Graphical User Interface

By: Mike Yocom - Revised: 2006-06-01 devin

Introduction

A graphical user interface (GUI) uses graphical elements, instead of text, for the input and output of a program. A pointing device — mouse, trackball, trackpad, writing tablet, etc. — is used to move a pointer around on the screen, as opposed to typing in a series of commands in command-line interfaces.


Command-Line Screenshots

MS-DOS

UNIX (tcsh, specifically)

GUI Screenshots

Mac OS X

Windows

X11

Xerox

Although the ideas behind graphical user interfaces go back into the 1940s, researchers at Xerox's Palo Alto Research Center (PARC) were the first to make the GUI happen. Many of the elements common to modern GUIs were first created by the team at PARC — buttons, scrollbars, icons, the desktop metaphor, menus.

The first GUI computer PARC produced was the Alto. The Alto was never sold commercially: fifty were donated to Stanford, Carnegie-Mellon, and MIT, the rest — number unknown — were used internally at Xerox. Interestingly, some credit the PARC researchers with coining the term "personal computer" in reference to the Alto.


A screenshot of an Alto running Executive, a file browsing program analogous to the Macintosh Finder or the Windows Explorer.
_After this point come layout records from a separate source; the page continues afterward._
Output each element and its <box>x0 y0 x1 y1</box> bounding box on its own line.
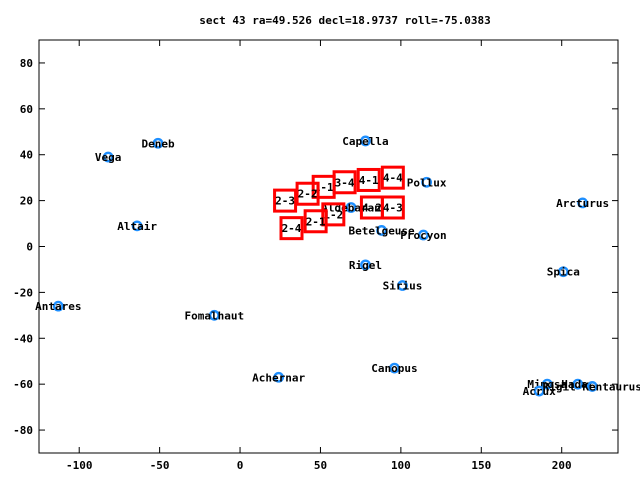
sector-box <box>356 167 381 192</box>
sector-box <box>332 170 357 195</box>
star-marker <box>572 378 584 390</box>
sector-box <box>303 209 328 234</box>
y-tick-label: 20 <box>20 195 33 208</box>
sector-box <box>380 195 405 220</box>
sector-box <box>273 188 298 213</box>
plot-area: -100 -50 0 50 100 150 200 -80 -60 -40 -20 0 20 40 60 80… <box>13 39 640 472</box>
star-label: Betelgeuse <box>348 224 415 237</box>
star-label: Canopus <box>371 362 417 375</box>
star-marker <box>52 300 64 312</box>
sector-box-label: 1-2 <box>323 208 343 221</box>
star-marker <box>360 259 371 271</box>
star-marker <box>152 137 164 149</box>
y-tick-label: -60 <box>13 378 33 391</box>
sector-box-label: 2-3 <box>275 195 295 208</box>
x-tick-label: 200 <box>552 459 572 472</box>
x-tick-label: 0 <box>237 459 244 472</box>
star-label: Vega <box>95 151 122 164</box>
star-label: Acrux <box>523 385 556 398</box>
star-marker <box>541 378 553 390</box>
star-marker <box>389 362 400 374</box>
y-tick-label: -20 <box>13 286 33 299</box>
sector-box-label: 4-3 <box>383 201 403 214</box>
x-tick-label: 150 <box>471 459 491 472</box>
star-label: Altair <box>117 220 157 233</box>
y-tick-label: 60 <box>20 103 33 116</box>
sector-box <box>321 202 346 227</box>
sector-box-label: 4-2 <box>362 201 382 214</box>
star-marker <box>557 266 569 278</box>
star-marker <box>360 135 371 147</box>
y-tick-label: -40 <box>13 332 33 345</box>
star-label: Pollux <box>407 176 447 189</box>
star-marker <box>131 220 143 232</box>
sector-box <box>295 181 320 206</box>
y-tick-label: 0 <box>26 241 33 254</box>
y-tick-label: 80 <box>20 57 33 70</box>
star-marker <box>345 202 357 213</box>
star-label: Fomalhaut <box>185 309 245 322</box>
y-tick-label: -80 <box>13 424 33 437</box>
star-marker <box>102 151 114 163</box>
star-label: Rigil Kentaurus <box>543 380 640 393</box>
x-tick-label: -50 <box>150 459 170 472</box>
star-label: Capella <box>342 135 388 148</box>
star-marker <box>533 385 545 397</box>
star-label: Procyon <box>400 229 446 242</box>
sector-box-label: 4-4 <box>383 172 403 185</box>
star-marker <box>421 176 433 188</box>
chart-title: sect 43 ra=49.526 decl=18.9737 roll=-75.… <box>199 14 490 27</box>
star-marker <box>376 225 387 236</box>
star-label: Spica <box>547 266 580 279</box>
star-label: Sirius <box>383 280 423 293</box>
star-marker <box>273 371 285 383</box>
star-label: Arcturus <box>556 197 609 210</box>
x-tick-label: 50 <box>314 459 327 472</box>
star-label: Achernar <box>252 371 305 384</box>
star-marker <box>397 280 408 291</box>
star-marker <box>417 229 429 241</box>
y-tick-label: 40 <box>20 149 33 162</box>
star-label: Deneb <box>141 137 174 150</box>
star-label: Rigel <box>349 259 382 272</box>
star-label: Antares <box>35 300 81 313</box>
star-marker <box>586 381 598 392</box>
sector-box-label: 3-4 <box>335 176 355 189</box>
x-tick-label: 100 <box>391 459 411 472</box>
sector-box-label: 2-1 <box>306 215 326 228</box>
star-marker <box>577 197 589 209</box>
sector-box <box>380 165 405 190</box>
sector-box-label: 2-4 <box>282 222 302 235</box>
sector-box <box>279 216 304 241</box>
star-marker <box>208 309 220 321</box>
x-tick-label: -100 <box>66 459 93 472</box>
star-label: Hadar <box>561 378 594 391</box>
sector-box-label: 2-2 <box>298 188 318 201</box>
sector-box-label: 4-1 <box>359 174 379 187</box>
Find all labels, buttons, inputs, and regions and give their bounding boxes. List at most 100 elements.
Yes, the screen is a portrait display — with the long axis vertical. The Alto appears to have lacked a desktop and icons.

A Xerox Alto, the cabinet next to the desk houses the computer itself. (No wonder it cost $32 000, in 1979 dollars, just to build!)

The second GUI computer from Xerox, the Xerox Star, was actually released on the market. The Star appears to have improved on the Alto's interface by adding a desktop and icons.


A screenshot of a Star. Visible are: the desktop — with icons — and multiple, overlapping windows.


A sort of "family portrait" of two Stars and an Alto — for size comparison. The Star was a lot smaller than the Alto, but was still fairly large. With a retail price of $16 600, it wasn't attractive to average people.

Apple

After hiring some of the PARC researchers, Apple became interested in the concepts of the GUI. Apple offered Xerox $1 million in Apple stock to study Xerox's GUI. The Apple engineers played with Xerox's GUI for a day, then went back to Apple and started to work on implementing the ideas they saw.

One of the two big GUI projects at Apple became the Apple Lisa. (The other would become the Macintosh.) This then-powerful computer was released a year before the Macintosh, used the same processor — clocked at 5 MHz instead of 8 MHz — had eight times as much main memory, a bigger screen, three Lisa expansion slots, and had an operating system that could do a lot of the things the original Macintosh System 1 could not. These included things like being able to run multiple programs at the same time, virtual memory, and protected memory.

Lisa didn't sell very well because of its $10 000 price, and long start up time — three minutes worth of self-diagnostics. At the same time the Macintosh was released, the Lisa 2 — which simply replaced the 5.25″ floppy drives with 3.5″ diskette drives — was released. This model was renamed the Macintosh XL a year later. The Macintosh XL was only available for four months.


Notice the similarities with the early Macintosh. Some notable differences: no Apple Menu, menus show an apple symbol instead of the "cloverleaf" command symbol, and differences in the icons.

An Apple Lisa, with two 5.25″ floppy drives. The Lisa 2/Macintosh XL used a higher-capacity hard drive and 3.5″ diskette drive.